The Disabled Smoker: This is the smoker that, for whatever reason, cannot seem to muster even the slightest amount of mechanical ability or common sense, for that matter, to light a simple joint, much less figure out how to properly light a bowl or carborate a bong. This invalid group typically consists of your first time smokers, part-time tokers, and some dude’s girlfriend that does not say much of anything throughout the chiefing soiree other than, “I keep burning my thumb,” and “Can someone help me light this.”

Maybe it is time we assemble the first ever HIGH TIMES Tutors for Tokers.

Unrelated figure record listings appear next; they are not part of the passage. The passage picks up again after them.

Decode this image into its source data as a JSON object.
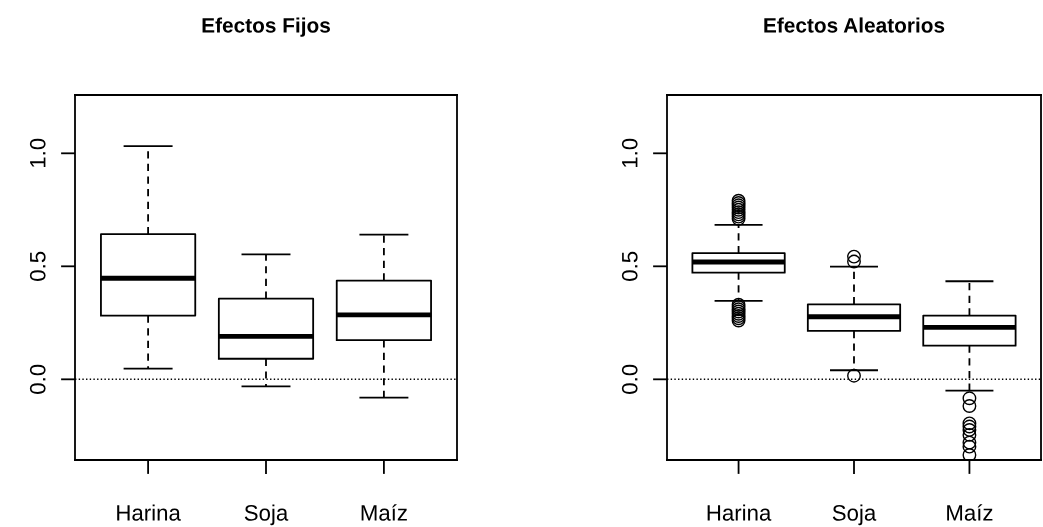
{
  "chart_data": [
    {
      "type": "box",
      "title": "Efectos Fijos",
      "categories": [
        "Harina",
        "Soja",
        "Maíz"
      ],
      "ylim": [
        -0.357,
        1.258
      ],
      "yticks": [
        {
          "value": 0,
          "label": "0.0"
        },
        {
          "value": 0.5,
          "label": "0.5"
        },
        {
          "value": 1,
          "label": "1.0"
        }
      ],
      "grid": false,
      "boxes": [
        {
          "low": 0.047,
          "q1": 0.282,
          "median": 0.447,
          "q3": 0.642,
          "high": 1.032
        },
        {
          "low": -0.031,
          "q1": 0.091,
          "median": 0.19,
          "q3": 0.357,
          "high": 0.553
        },
        {
          "low": -0.081,
          "q1": 0.173,
          "median": 0.285,
          "q3": 0.437,
          "high": 0.64
        }
      ],
      "ref_lines": [
        {
          "axis": "y",
          "value": 0,
          "line_style": "dotted",
          "color": "#000000"
        }
      ]
    },
    {
      "type": "box",
      "title": "Efectos Aleatorios",
      "categories": [
        "Harina",
        "Soja",
        "Maíz"
      ],
      "ylim": [
        -0.357,
        1.258
      ],
      "yticks": [
        {
          "value": 0,
          "label": "0.0"
        },
        {
          "value": 0.5,
          "label": "0.5"
        },
        {
          "value": 1,
          "label": "1.0"
        }
      ],
      "grid": false,
      "boxes": [
        {
          "low": 0.347,
          "q1": 0.472,
          "median": 0.519,
          "q3": 0.558,
          "high": 0.683,
          "outliers": [
            0.79,
            0.78,
            0.77,
            0.76,
            0.75,
            0.74,
            0.73,
            0.72,
            0.71,
            0.33,
            0.32,
            0.31,
            0.3,
            0.29,
            0.28,
            0.27,
            0.26
          ]
        },
        {
          "low": 0.04,
          "q1": 0.214,
          "median": 0.277,
          "q3": 0.332,
          "high": 0.499,
          "outliers": [
            0.543,
            0.521,
            0.016
          ]
        },
        {
          "low": -0.05,
          "q1": 0.149,
          "median": 0.23,
          "q3": 0.282,
          "high": 0.434,
          "outliers": [
            -0.084,
            -0.118,
            -0.195,
            -0.209,
            -0.224,
            -0.246,
            -0.28,
            -0.298,
            -0.335
          ]
        }
      ],
      "ref_lines": [
        {
          "axis": "y",
          "value": 0,
          "line_style": "dotted",
          "color": "#000000"
        }
      ]
    }
  ]
}
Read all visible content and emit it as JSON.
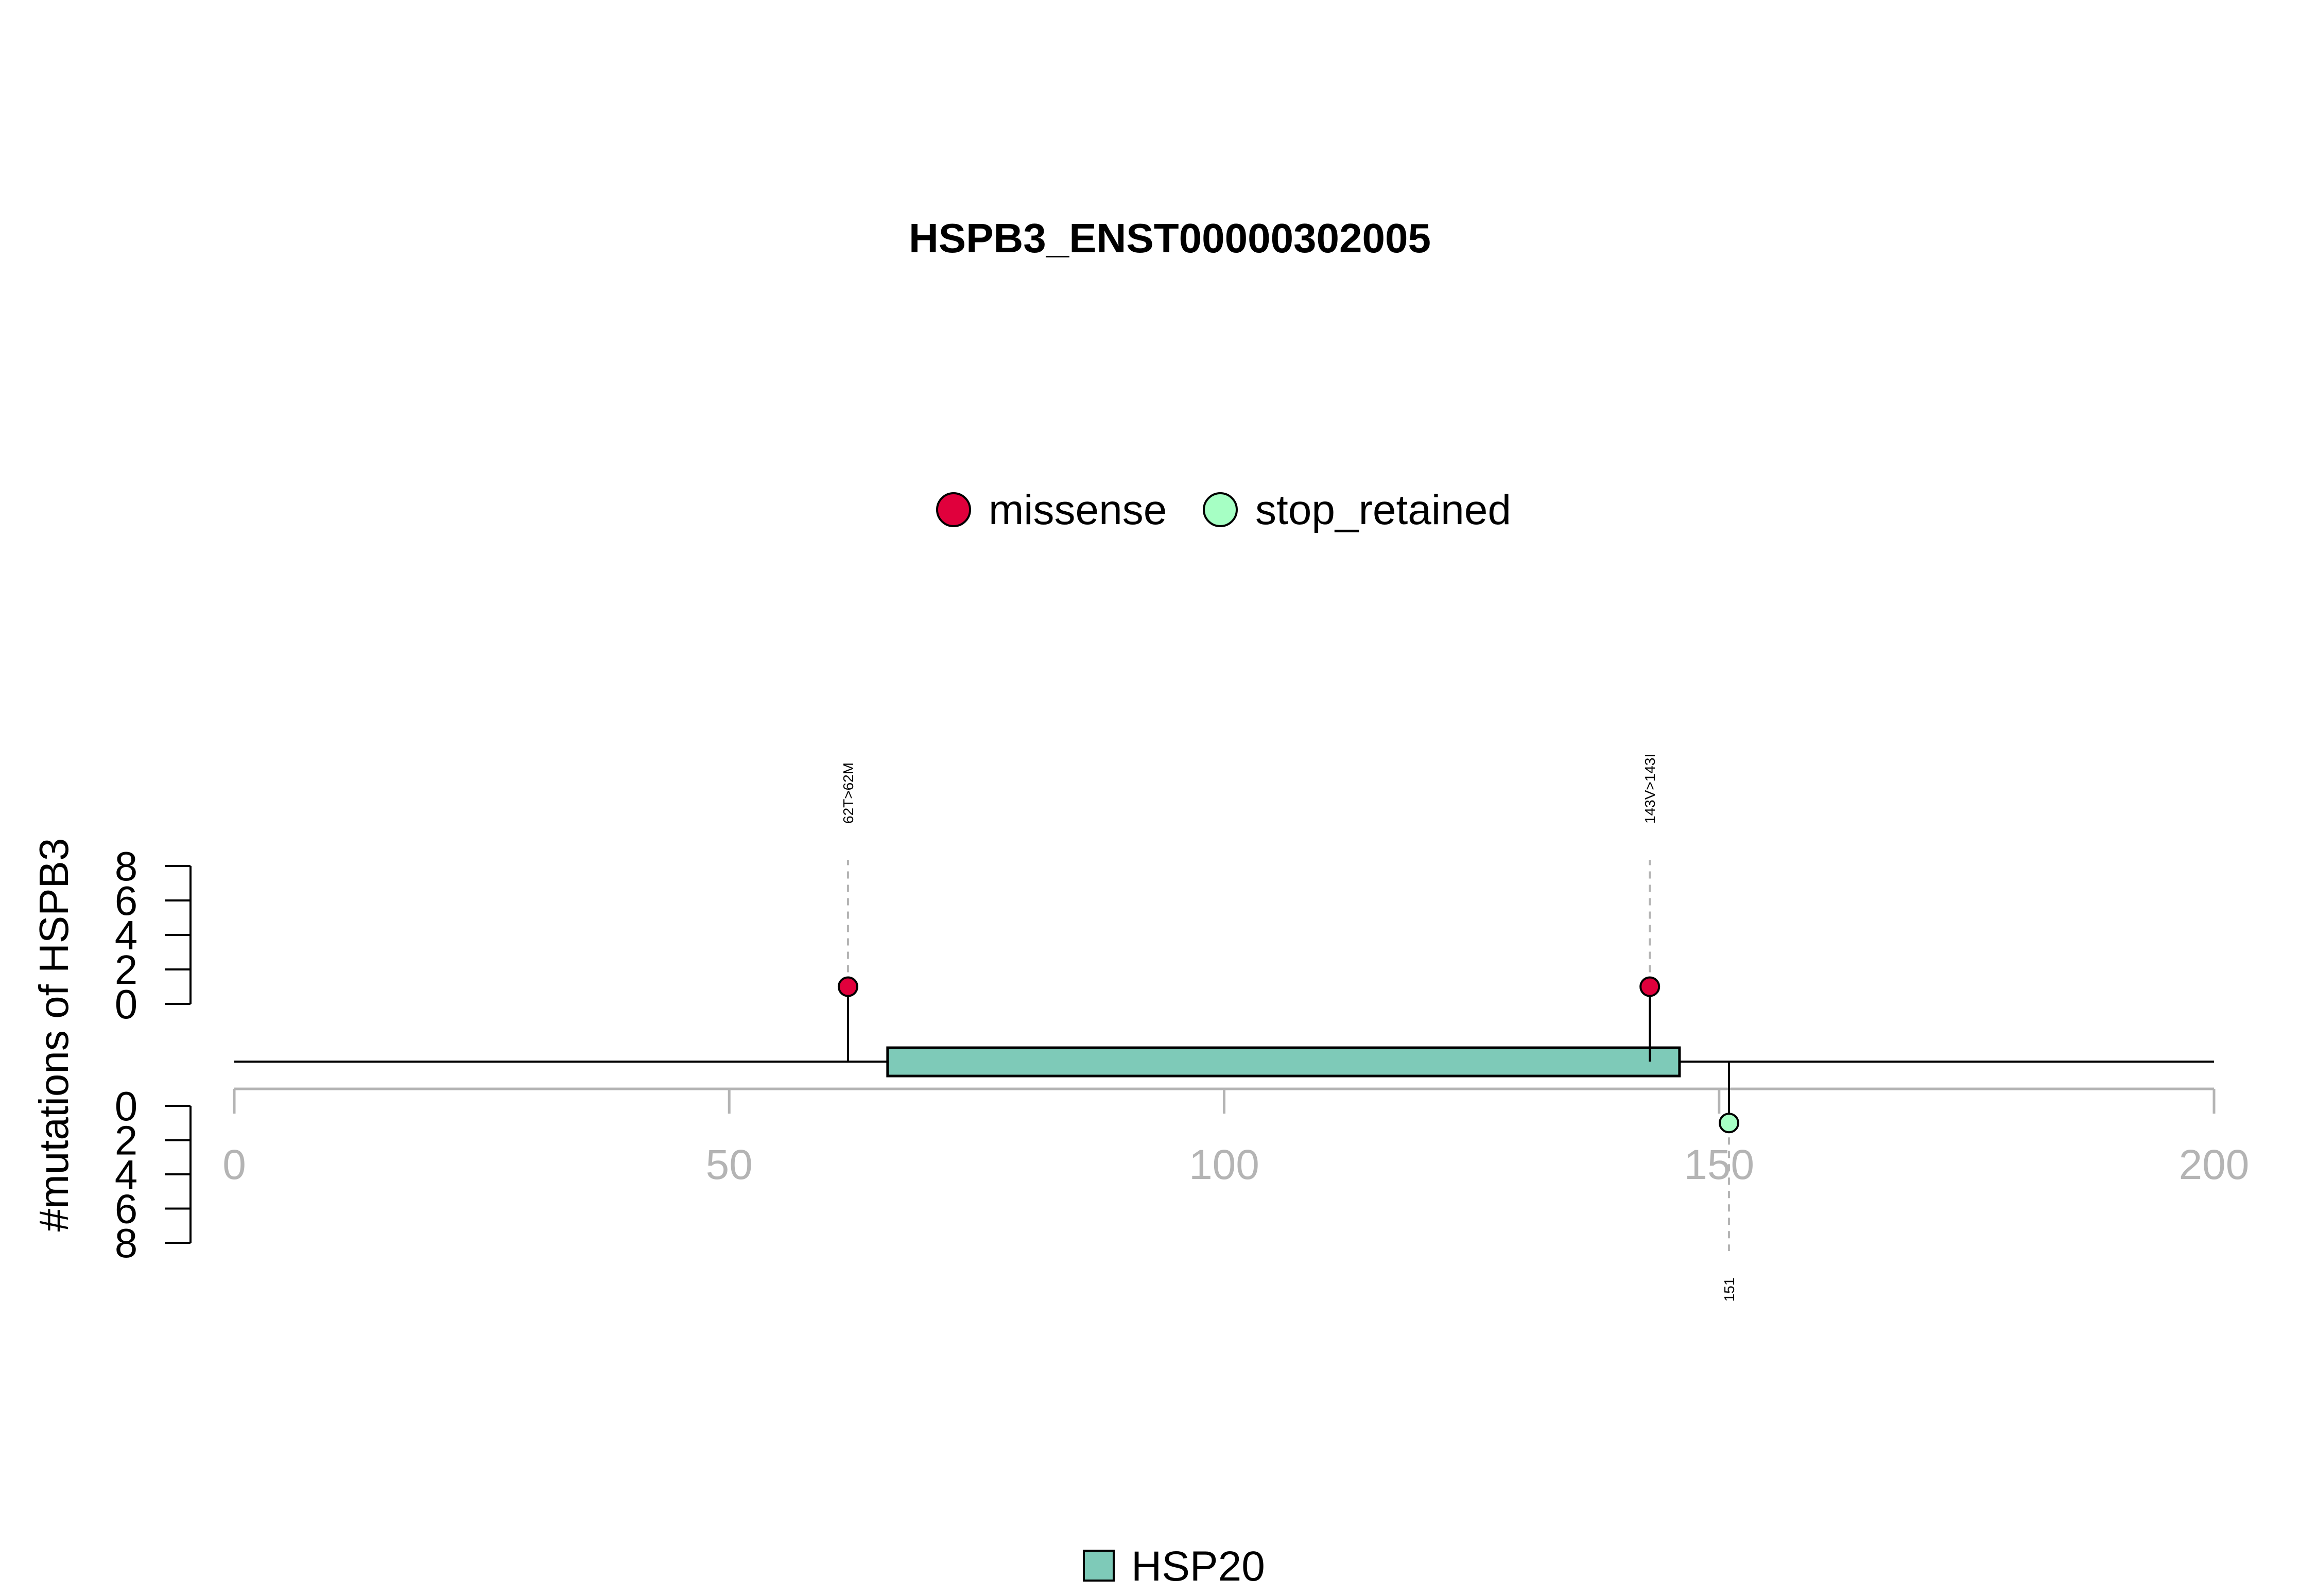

The Sick Smoker: This is the sadistic bastard that joins your smoke circle without first disclosing the fact that he has been sick for the past several weeks with some rare strain of jungle clap, herpes and the common cold. Then after that infectious puke has killed everyone’s buzz with an overwhelming desire to make a mad dash for a doctor, he proceeds to tell everyone in the room just how bad his throat still hurts.

Please don’t make it necessary for Trojan to design a series of mouth condoms dedicated to protecting all of us from STDs – Stoner Transmitted Diseases.

The Paranoid Smoker: Anyone that has ever smoked in a group is privy to the stoner that cannot take a single hit off a joint without first looking out the window to make sure the cops are not sitting in the driveway waiting for the S.W.A.T team to show up. No matter how much you try to convince these freaks otherwise, they simply refuse to believe that the police really do have better things to do than worry about four stoners sitting around a shitty apartment sharing a joint.

The Bogart Smoker: There is always that one loud mouth son of a bitch in the stoner circle that in addition to feeling it absolutely necessary to entertain the room with his mindless rants, he conveniently forgets to pass the joint while he does it. No one likes a greedy and inconsiderate smoker, especially one that has to constantly be told to pass the joint.

In the immortal words of Smokie, “Puff puff, give. Puff puff, give. You fuckin' up the rotation.”

The Broke Smoker: Broke smokers have a sixth sense for where weed is being blazed at all times, and they have a mysterious way of always finding a spot in smoke circles without ever being required to chip in a few bucks on the pot. Most stoners are a generous class of citizen, with no problem sharing their weed with good people from time to time. However, an onslaught of deadbeat stoners looking for high handouts is enough to drive even the most passive pothead to start kicking some serious ass.

The Freak Out Smoker: Nothing gets under the skin of a long time stoner than having someone in the circle go on a full-blown freak out rampage because they accidentally got a little bit too high. These fiends pace around the room, gripping their chest, spouting off nonsense like, “I can’t breathe,” and “I think I’m dying.” Then the panic sets in… and before you know it, these lunatics are outside, rolling around in the yard, making a goddamn cop curious scene in front of the entire neighborhood.

If you cannot smoke weed without asking someone to call 911, stay way from those that can – professionals only!